The old code tried to work with schema and database. With convention to have .dbo added by user, we can remove some parameters. Is this correct?

achillesHeel <- function (connectionDetails, 
                      cdmDatabaseSchema, 
                      oracleTempSchema = cdmDatabaseSchema,
                      resultsDatabaseSchema = cdmDatabaseSchema,
                      cdmVersion = "4",
                      vocabDatabaseSchema = cdmDatabaseSchema){


  #not needed now
  resultsDatabase <- strsplit(resultsDatabaseSchema ,"\\.")[[1]][1]
  vocabDatabase <- strsplit(vocabDatabaseSchema ,"\\.")[[1]][1]


  
  if (cdmVersion == "4")  {
    heelFile <- "AchillesHeel_v4.sql"
  } else if (cdmVersion == "5") {
    heelFile <- "AchillesHeel_v5.sql"
  } else  {
    stop("Error: Invalid CDM Version number, use 4 or 5")
  }

  #only schema parameters can be kept      
  heelSql <- loadRenderTranslateSql(sqlFilename = heelFile,
                                    packageName = "Achilles",
                                    dbms = connectionDetails$dbms,
                                    oracleTempSchema = oracleTempSchema,
                                    cdm_database_schema = cdmDatabaseSchema,
                                    #results_database = resultsDatabase,
                                    results_database_schema = resultsDatabaseSchema,
                                    #vocab_database = vocabDatabase,
                                    vocab_database_schema = vocabDatabaseSchema
  );

@schuemie , can you confirm?

I can confirm this: we don’t need to split out a ‘database’ value from the ‘database_schema’ parameter.

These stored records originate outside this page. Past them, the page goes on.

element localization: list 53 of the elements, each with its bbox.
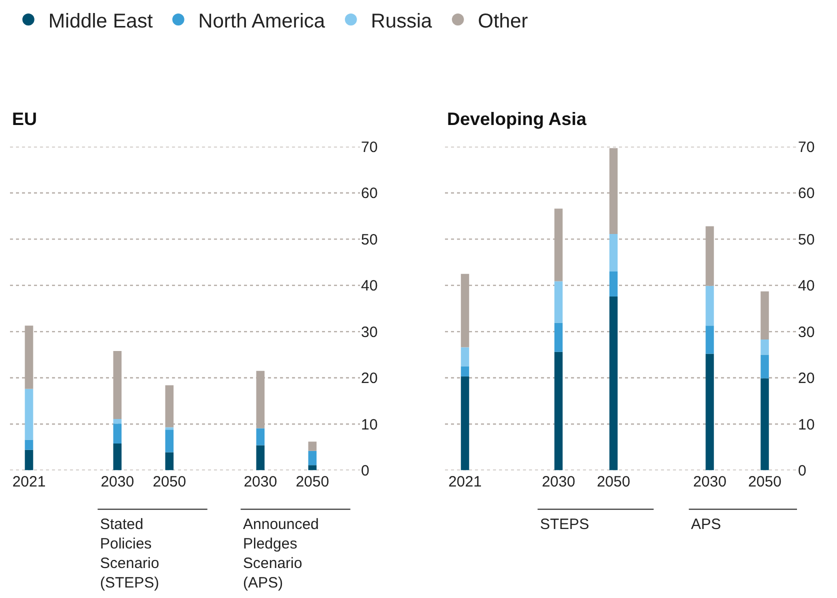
x-tick-label: 2021: [448, 473, 482, 490]
y-tick-label: 70: [361, 138, 378, 156]
bar: [609, 272, 618, 296]
bar: [308, 442, 317, 451]
y-tick-label: 30: [798, 324, 815, 341]
bar: [760, 354, 769, 378]
bar: [165, 430, 174, 452]
legend-label: Middle East: [48, 10, 154, 32]
chart-title: Developing Asia: [447, 109, 588, 129]
y-tick-label: 50: [798, 231, 815, 248]
y-tick-label: 60: [798, 185, 815, 202]
legend-label: Other: [478, 10, 528, 32]
y-tick-label: 0: [798, 462, 806, 480]
x-tick-label: 2050: [748, 473, 782, 490]
text: APS: [691, 516, 722, 533]
x-tick-label: 2050: [596, 473, 630, 490]
y-tick-label: 60: [361, 185, 378, 202]
bar: [609, 296, 618, 470]
bar: [609, 234, 618, 272]
y-tick-label: 10: [798, 416, 815, 434]
x-tick-label: 2030: [693, 473, 726, 490]
y-tick-label: 20: [361, 370, 378, 388]
x-tick-label: 2030: [542, 473, 576, 490]
bar: [460, 376, 470, 470]
y-tick-label: 0: [361, 462, 370, 480]
text: Announced Pledges Scenario (APS): [243, 516, 319, 592]
bar: [760, 378, 769, 470]
y-tick-label: 30: [361, 324, 378, 341]
x-tick-label: 2050: [296, 473, 330, 490]
bar: [308, 450, 317, 466]
bar: [760, 339, 769, 355]
y-tick-label: 20: [798, 370, 815, 388]
x-tick-label: 2030: [244, 473, 278, 490]
legend-label: Russia: [370, 10, 433, 32]
bar: [24, 388, 34, 440]
y-tick-label: 70: [798, 138, 815, 156]
bar: [308, 465, 317, 470]
bar: [24, 450, 34, 470]
y-tick-label: 40: [361, 278, 378, 295]
bar: [460, 347, 470, 366]
text: STEPS: [540, 516, 590, 533]
y-tick-label: 10: [361, 416, 378, 434]
bar: [24, 440, 34, 450]
x-tick-label: 2021: [12, 473, 46, 490]
y-tick-label: 40: [798, 278, 815, 295]
bar: [165, 452, 174, 470]
x-tick-label: 2050: [152, 473, 186, 490]
legend-label: North America: [198, 10, 326, 32]
y-tick-label: 50: [361, 231, 378, 248]
bar: [460, 366, 470, 376]
x-tick-label: 2030: [100, 473, 134, 490]
text: Stated Policies Scenario (STEPS): [100, 516, 160, 592]
chart-title: EU: [12, 109, 38, 129]
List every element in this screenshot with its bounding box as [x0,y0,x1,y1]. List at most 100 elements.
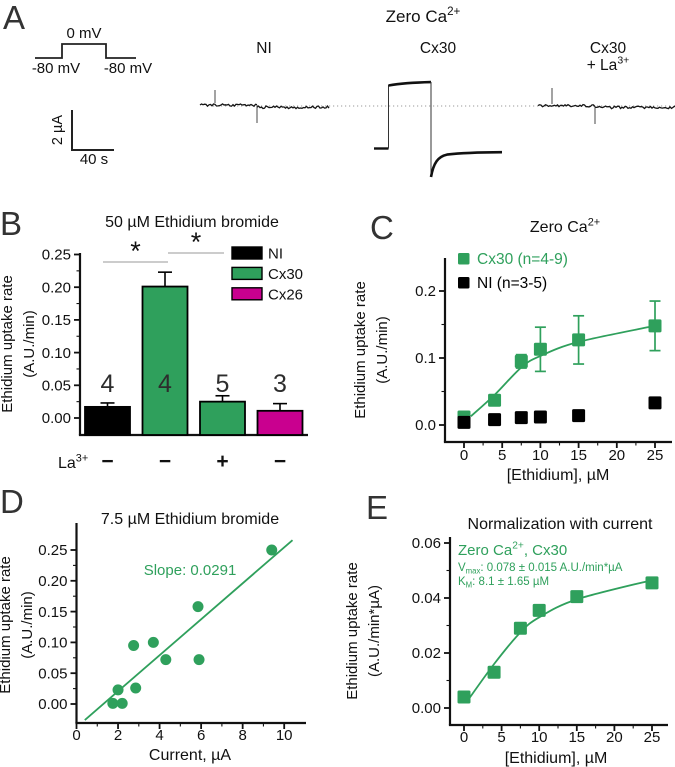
panel-e-letter: E [366,489,389,526]
b-legend-label: NI [268,246,283,263]
b-legend-swatch [231,287,263,301]
data-point [514,354,528,368]
c-xtick-label: 25 [647,447,664,464]
b-ytick-label: 0.05 [42,378,71,395]
e-ytick-label: 0.02 [412,645,441,662]
panel-b-letter: B [0,205,23,242]
data-point [533,410,547,424]
b-sig-star: * [130,236,141,266]
data-point [112,684,124,696]
d-xtick-label: 4 [155,727,163,744]
data-point [572,333,586,347]
e-annotation-3: KM: 8.1 ± 1.65 µM [458,576,549,590]
protocol-top-label: 0 mV [66,25,101,42]
b-n-label: 4 [158,370,172,398]
b-sig-star: * [191,227,202,257]
panel-e-chart: 0 5 10 15 20 25 0.00 0.02 0.04 0.06 [Ethidium], µM… [344,516,668,767]
data-point [147,636,159,648]
panel-c-letter: C [370,209,394,246]
panel-a-letter: A [3,0,26,36]
b-la-symbol: − [274,450,286,473]
data-point [266,544,278,556]
b-ylabel-line2: (A.U./min) [21,310,38,378]
data-point [457,415,471,429]
trace-cx30-la [537,103,596,108]
trace-label-cx30-la-1: Cx30 [590,40,627,57]
data-point [533,342,547,356]
data-point [514,411,528,425]
e-ylabel-line2: (A.U./min*µA) [366,585,383,677]
b-la-symbol: − [101,450,113,473]
c-xtick-label: 0 [460,447,468,464]
trace-ni [199,103,258,108]
data-point [116,697,128,709]
data-point [192,601,204,613]
data-point [572,409,586,423]
d-xtick-label: 8 [238,727,246,744]
e-xtick-label: 20 [606,729,623,746]
e-ytick-label: 0.06 [412,535,441,552]
b-n-label: 5 [216,370,230,398]
e-xtick-label: 10 [531,729,548,746]
panel-a-title: Zero Ca2+ [386,5,461,26]
scale-bar-lines [71,110,114,151]
c-xtick-label: 20 [608,447,625,464]
trace-cx30 [374,80,503,178]
b-legend-swatch [231,246,263,260]
bar-cx26 [256,409,304,436]
e-ytick-label: 0.04 [412,590,441,607]
fit-curve [465,579,653,704]
b-la-row-label: La3+ [58,452,88,472]
data-point [130,682,142,694]
slope-annotation: Slope: 0.0291 [144,562,237,579]
bar-cx30 [141,285,189,436]
b-ytick-label: 0.10 [42,345,71,362]
e-xtick-label: 15 [568,729,585,746]
b-ytick-label: 0.20 [42,279,71,296]
data-point [193,654,205,666]
e-xtick-label: 25 [644,729,661,746]
c-xtick-label: 15 [570,447,587,464]
d-xtick-label: 6 [197,727,205,744]
bar-ni [84,405,131,436]
d-xtick-label: 0 [72,727,80,744]
c-xtick-label: 10 [532,447,549,464]
b-la-symbol: − [159,450,171,473]
data-point [128,639,140,651]
d-ytick-label: 0.00 [38,696,67,713]
c-ytick-label: 0.1 [415,350,436,367]
e-ylabel-line1: Ethidium uptake rate [344,562,361,700]
c-ytick-label: 0.2 [415,283,436,300]
d-xlabel: Current, µA [149,747,231,764]
legend-label: Cx30 (n=4-9) [477,251,568,268]
c-xtick-label: 5 [498,447,506,464]
legend-marker [458,277,470,289]
panel-c-chart: 0 5 10 15 20 25 0.0 0.1 0.2 [Ethidium], µM Ethidiu… [352,216,672,484]
e-annotation-1: Zero Ca2+, Cx30 [458,541,567,559]
b-legend-label: Cx26 [268,286,303,303]
data-point [645,576,659,590]
b-n-label: 3 [273,370,287,398]
data-point [648,396,662,410]
panel-d-chart: 0 2 4 6 8 10 0.00 0.05 0.10 0.15 0.20 0.25 Current, … [0,511,306,764]
data-point [457,690,471,704]
protocol-left-label: -80 mV [32,60,80,77]
data-point [160,654,172,666]
b-legend-swatch [231,266,263,281]
e-xtick-label: 0 [460,729,468,746]
panel-d-letter: D [0,483,24,520]
b-ylabel-line1: Ethidium uptake rate [0,275,16,413]
d-ytick-label: 0.15 [38,604,67,621]
d-xtick-label: 2 [114,727,122,744]
c-ylabel-line2: (A.U./min) [374,316,391,384]
b-la-symbol: + [216,450,228,473]
c-ylabel-line1: Ethidium uptake rate [352,281,369,419]
panel-a: 0 mV -80 mV -80 mV 2 µA 40 s Zero Ca2+ NI Cx30 C… [32,5,675,178]
d-title: 7.5 µM Ethidium bromide [101,511,279,528]
c-xlabel: [Ethidium], µM [507,467,610,484]
trace-cx30-la [595,105,675,110]
d-ytick-label: 0.10 [38,635,67,652]
e-xlabel: [Ethidium], µM [505,750,608,767]
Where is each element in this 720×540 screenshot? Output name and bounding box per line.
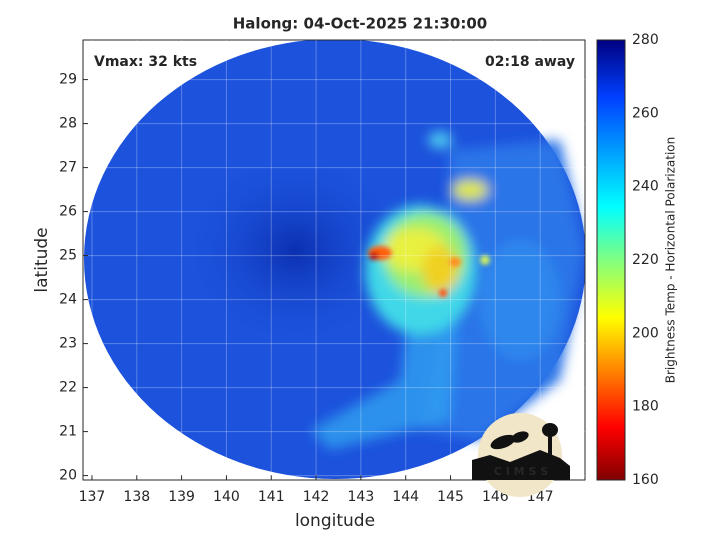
x-tick-label: 142 [303,489,330,505]
logo-text: C I M S S [494,465,548,478]
y-tick-label: 23 [59,336,77,352]
colorbar-tick-label: 220 [632,252,659,268]
y-tick-label: 27 [59,160,77,176]
y-tick-label: 21 [59,424,77,440]
colorbar-tick-label: 280 [632,32,659,48]
x-tick-label: 137 [79,489,106,505]
y-tick-label: 28 [59,116,77,132]
y-tick-label: 25 [59,248,77,264]
y-tick-label: 24 [59,292,77,308]
x-axis-label: longitude [295,511,375,531]
x-tick-label: 141 [258,489,285,505]
plot-frame [82,39,586,481]
colorbar-label: Brightness Temp - Horizontal Polarizatio… [664,137,678,384]
colorbar-tick-label: 160 [632,472,659,488]
x-tick-label: 139 [168,489,195,505]
y-tick-label: 26 [59,204,77,220]
annotation: Vmax: 32 kts [94,54,197,70]
y-tick-label: 29 [59,72,77,88]
chart-title: Halong: 04-Oct-2025 21:30:00 [233,15,488,33]
x-tick-label: 145 [437,489,464,505]
x-tick-label: 143 [348,489,375,505]
cimss-logo: C I M S S [472,413,570,497]
colorbar-tick-label: 200 [632,325,659,341]
colorbar-tick-label: 260 [632,105,659,121]
colorbar-tick-label: 180 [632,399,659,415]
annotation: 02:18 away [485,54,575,70]
x-tick-label: 140 [213,489,240,505]
y-tick-label: 20 [59,468,77,484]
colorbar-tick-label: 240 [632,179,659,195]
microwave-image [84,40,585,479]
x-tick-label: 144 [392,489,419,505]
x-tick-label: 138 [123,489,150,505]
y-axis-label: latitude [32,227,52,292]
colorbar [596,39,626,481]
x-tick-label: 146 [482,489,509,505]
y-tick-label: 22 [59,380,77,396]
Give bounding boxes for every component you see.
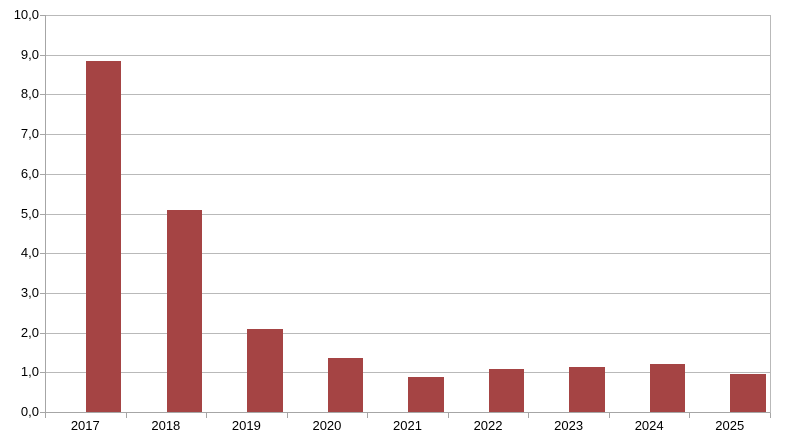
y-axis-line xyxy=(45,15,46,412)
plot-right-border xyxy=(770,15,771,413)
x-tick-label-2021: 2021 xyxy=(393,418,422,433)
x-axis-tick xyxy=(125,413,127,418)
y-tick-label: 9,0 xyxy=(20,46,39,62)
x-tick-label-2023: 2023 xyxy=(554,418,584,433)
y-axis-tick xyxy=(40,253,45,255)
y-axis-tick xyxy=(40,54,45,56)
x-axis-tick xyxy=(45,413,46,418)
y-axis-tick xyxy=(40,292,45,294)
x-axis-tick xyxy=(608,413,610,418)
y-tick-label: 5,0 xyxy=(20,205,39,221)
y-tick-label: 1,0 xyxy=(20,364,39,380)
y-tick-label: 8,0 xyxy=(20,86,39,102)
y-axis-tick xyxy=(40,94,45,96)
bar-2020 xyxy=(327,357,364,412)
x-axis-tick xyxy=(286,413,288,418)
bar-2018 xyxy=(166,209,203,412)
bar-2021 xyxy=(408,377,444,412)
y-tick-label: 3,0 xyxy=(20,284,39,300)
x-axis-tick xyxy=(367,413,369,418)
x-tick-label-2020: 2020 xyxy=(312,418,342,433)
gridline xyxy=(45,292,770,294)
x-tick-label-2017: 2017 xyxy=(70,418,100,433)
y-axis-tick xyxy=(40,332,45,334)
gridline xyxy=(45,253,770,255)
gridline xyxy=(45,134,770,136)
gridline xyxy=(45,173,770,175)
gridline xyxy=(45,332,770,334)
gridline xyxy=(45,94,770,96)
x-axis-tick xyxy=(770,413,771,418)
y-axis-tick xyxy=(40,173,45,175)
x-axis-line xyxy=(45,412,770,413)
x-axis-tick xyxy=(528,413,530,418)
x-axis-tick xyxy=(206,413,208,418)
y-tick-label: 7,0 xyxy=(20,126,39,142)
x-tick-label-2018: 2018 xyxy=(151,418,181,433)
y-axis-tick xyxy=(40,213,45,215)
gridline xyxy=(45,372,770,374)
bar-2017 xyxy=(85,60,122,412)
x-tick-label-2019: 2019 xyxy=(231,418,261,433)
x-tick-label-2024: 2024 xyxy=(634,418,664,433)
x-axis-tick xyxy=(447,413,449,418)
x-tick-label-2025: 2025 xyxy=(715,418,745,433)
y-axis-tick xyxy=(40,134,45,136)
bar-2024 xyxy=(649,363,686,412)
x-tick-label-2022: 2022 xyxy=(473,418,503,433)
bar-2019 xyxy=(247,328,283,412)
bar-2022 xyxy=(488,369,525,412)
y-axis-tick xyxy=(40,15,45,16)
gridline xyxy=(45,213,770,215)
y-tick-label: 4,0 xyxy=(20,245,39,261)
y-tick-label: 0,0 xyxy=(20,404,39,419)
y-axis-tick xyxy=(40,412,45,413)
gridline xyxy=(45,54,770,56)
y-axis-tick xyxy=(40,372,45,374)
gridline xyxy=(45,15,770,16)
bar-2023 xyxy=(569,367,605,412)
y-tick-label: 10,0 xyxy=(13,7,39,22)
y-tick-label: 6,0 xyxy=(20,165,39,181)
x-axis-tick xyxy=(689,413,691,418)
y-tick-label: 2,0 xyxy=(20,324,39,340)
bar-2025 xyxy=(730,373,766,412)
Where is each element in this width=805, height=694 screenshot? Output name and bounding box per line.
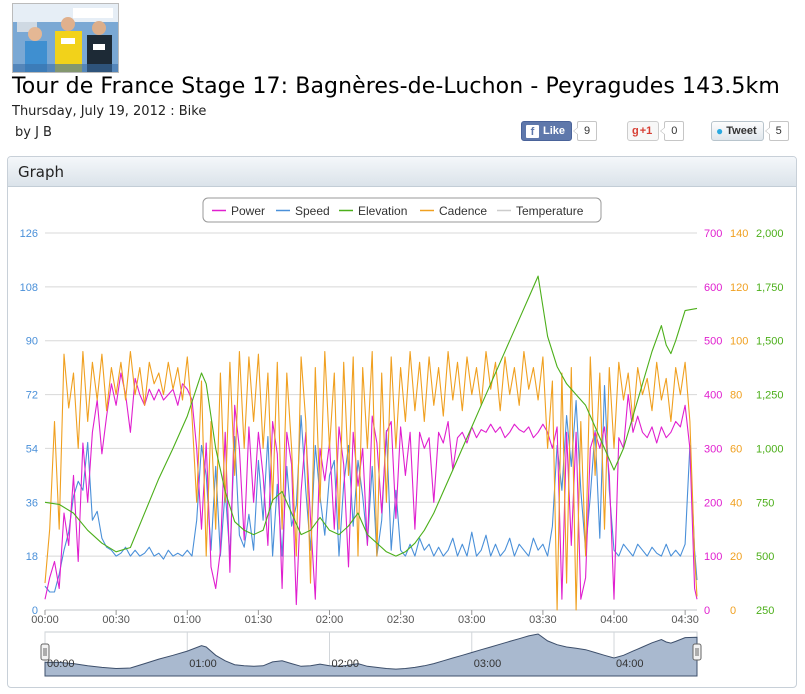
navigator-tick: 01:00 — [189, 658, 217, 670]
series-line-power — [44, 372, 698, 606]
x-axis-tick: 03:00 — [458, 614, 486, 626]
x-axis-tick: 00:30 — [102, 614, 130, 626]
x-axis-tick: 01:00 — [173, 614, 201, 626]
time-navigator: 00:00 01:00 02:00 03:00 04:00 — [40, 631, 702, 677]
x-axis-tick: 03:30 — [529, 614, 557, 626]
elevation-axis-tick: 500 — [756, 551, 774, 563]
elevation-axis-tick: 2,000 — [756, 228, 784, 240]
twitter-tweet-count: 5 — [764, 121, 789, 141]
cadence-axis-tick: 80 — [730, 390, 742, 402]
navigator-tick: 00:00 — [47, 658, 75, 670]
x-axis-tick: 02:30 — [387, 614, 415, 626]
twitter-tweet-label: Tweet — [726, 125, 757, 137]
power-axis-tick: 600 — [704, 282, 722, 294]
series-line-cadence — [44, 350, 698, 611]
elevation-axis-tick: 1,250 — [756, 390, 784, 402]
cadence-axis-tick: 120 — [730, 282, 748, 294]
cyclists-podium-photo — [13, 4, 118, 72]
twitter-bird-icon: ● — [716, 124, 724, 138]
legend-item-elevation[interactable]: Elevation — [339, 204, 407, 218]
series-line-elevation — [44, 275, 698, 557]
google-plus-icon: g — [632, 125, 639, 137]
x-axis-tick: 04:30 — [671, 614, 699, 626]
legend-item-cadence[interactable]: Cadence — [420, 204, 487, 218]
navigator-tick: 04:00 — [616, 658, 644, 670]
facebook-like-widget: f Like 9 — [521, 121, 598, 141]
speed-axis-tick: 126 — [20, 228, 38, 240]
legend-label: Power — [231, 204, 265, 218]
navigator-left-handle[interactable] — [40, 643, 50, 661]
navigator-right-handle[interactable] — [692, 643, 702, 661]
chart-legend: Power Speed Elevation Cadence Temperature — [202, 197, 602, 223]
x-axis-tick: 01:30 — [245, 614, 273, 626]
legend-item-temperature[interactable]: Temperature — [497, 204, 584, 218]
cadence-axis-tick: 100 — [730, 336, 748, 348]
author-byline: by J B — [15, 125, 52, 140]
legend-item-speed[interactable]: Speed — [276, 204, 330, 218]
handle-body — [40, 643, 50, 661]
navigator-tick: 02:00 — [332, 658, 360, 670]
cadence-axis-tick: 140 — [730, 228, 748, 240]
x-axis-tick: 04:00 — [600, 614, 628, 626]
stage-photo — [12, 3, 119, 73]
power-axis-tick: 300 — [704, 443, 722, 455]
handle-body — [692, 643, 702, 661]
power-axis-tick: 200 — [704, 497, 722, 509]
elevation-axis-tick: 1,000 — [756, 443, 784, 455]
speed-axis-tick: 108 — [20, 282, 38, 294]
speed-axis-tick: 54 — [26, 443, 38, 455]
graph-panel: Graph — [7, 156, 797, 688]
power-axis-tick: 400 — [704, 390, 722, 402]
elevation-axis-tick: 1,750 — [756, 282, 784, 294]
elevation-axis-tick: 250 — [756, 605, 774, 617]
power-axis-tick: 0 — [704, 605, 710, 617]
legend-label: Cadence — [439, 204, 487, 218]
legend-label: Speed — [295, 204, 330, 218]
power-axis-tick: 500 — [704, 336, 722, 348]
graph-panel-title: Graph — [8, 157, 796, 187]
cadence-axis-tick: 20 — [730, 551, 742, 563]
elevation-axis-tick: 1,500 — [756, 336, 784, 348]
legend-label: Elevation — [358, 204, 407, 218]
legend-item-power[interactable]: Power — [212, 204, 265, 218]
series-line-speed — [44, 385, 698, 593]
power-axis-tick: 100 — [704, 551, 722, 563]
google-plus-count: 0 — [660, 121, 685, 141]
google-plus-button[interactable]: g +1 — [627, 121, 660, 141]
cadence-axis-tick: 0 — [730, 605, 736, 617]
google-plus-widget: g +1 0 — [627, 121, 685, 141]
x-axis-tick: 02:00 — [316, 614, 344, 626]
facebook-like-button[interactable]: f Like — [521, 121, 573, 141]
facebook-like-count: 9 — [572, 121, 598, 141]
power-axis-tick: 700 — [704, 228, 722, 240]
activity-date: Thursday, July 19, 2012 : Bike — [12, 104, 207, 119]
twitter-tweet-widget: ● Tweet 5 — [711, 121, 789, 141]
legend-label: Temperature — [516, 204, 584, 218]
navigator-tick: 03:00 — [474, 658, 502, 670]
speed-axis-tick: 0 — [32, 605, 38, 617]
cadence-axis-tick: 40 — [730, 497, 742, 509]
cadence-axis-tick: 60 — [730, 443, 742, 455]
speed-axis-tick: 90 — [26, 336, 38, 348]
speed-axis-tick: 36 — [26, 497, 38, 509]
speed-axis-tick: 72 — [26, 390, 38, 402]
facebook-like-label: Like — [543, 125, 566, 137]
speed-axis-tick: 18 — [26, 551, 38, 563]
navigator-elevation-area — [44, 633, 698, 677]
twitter-tweet-button[interactable]: ● Tweet — [711, 121, 764, 141]
facebook-icon: f — [526, 124, 539, 138]
elevation-axis-tick: 750 — [756, 497, 774, 509]
legend-box — [202, 197, 602, 223]
page-title: Tour de France Stage 17: Bagnères-de-Luc… — [12, 74, 780, 99]
google-plus-label: +1 — [639, 125, 653, 137]
x-axis-tick: 00:00 — [31, 614, 59, 626]
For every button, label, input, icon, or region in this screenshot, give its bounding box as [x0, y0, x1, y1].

We should assume that the table qualifier is completely stored in '*database_schema" (ie: cdm_database_schema or results_database_schema or vocab_database_schema" and it’s the responsibility of the caller (the person invoking the method) to put the appropriate ‘table qualifier’ in this parameter. The parameters used to store a ‘database’ value should be removed.

t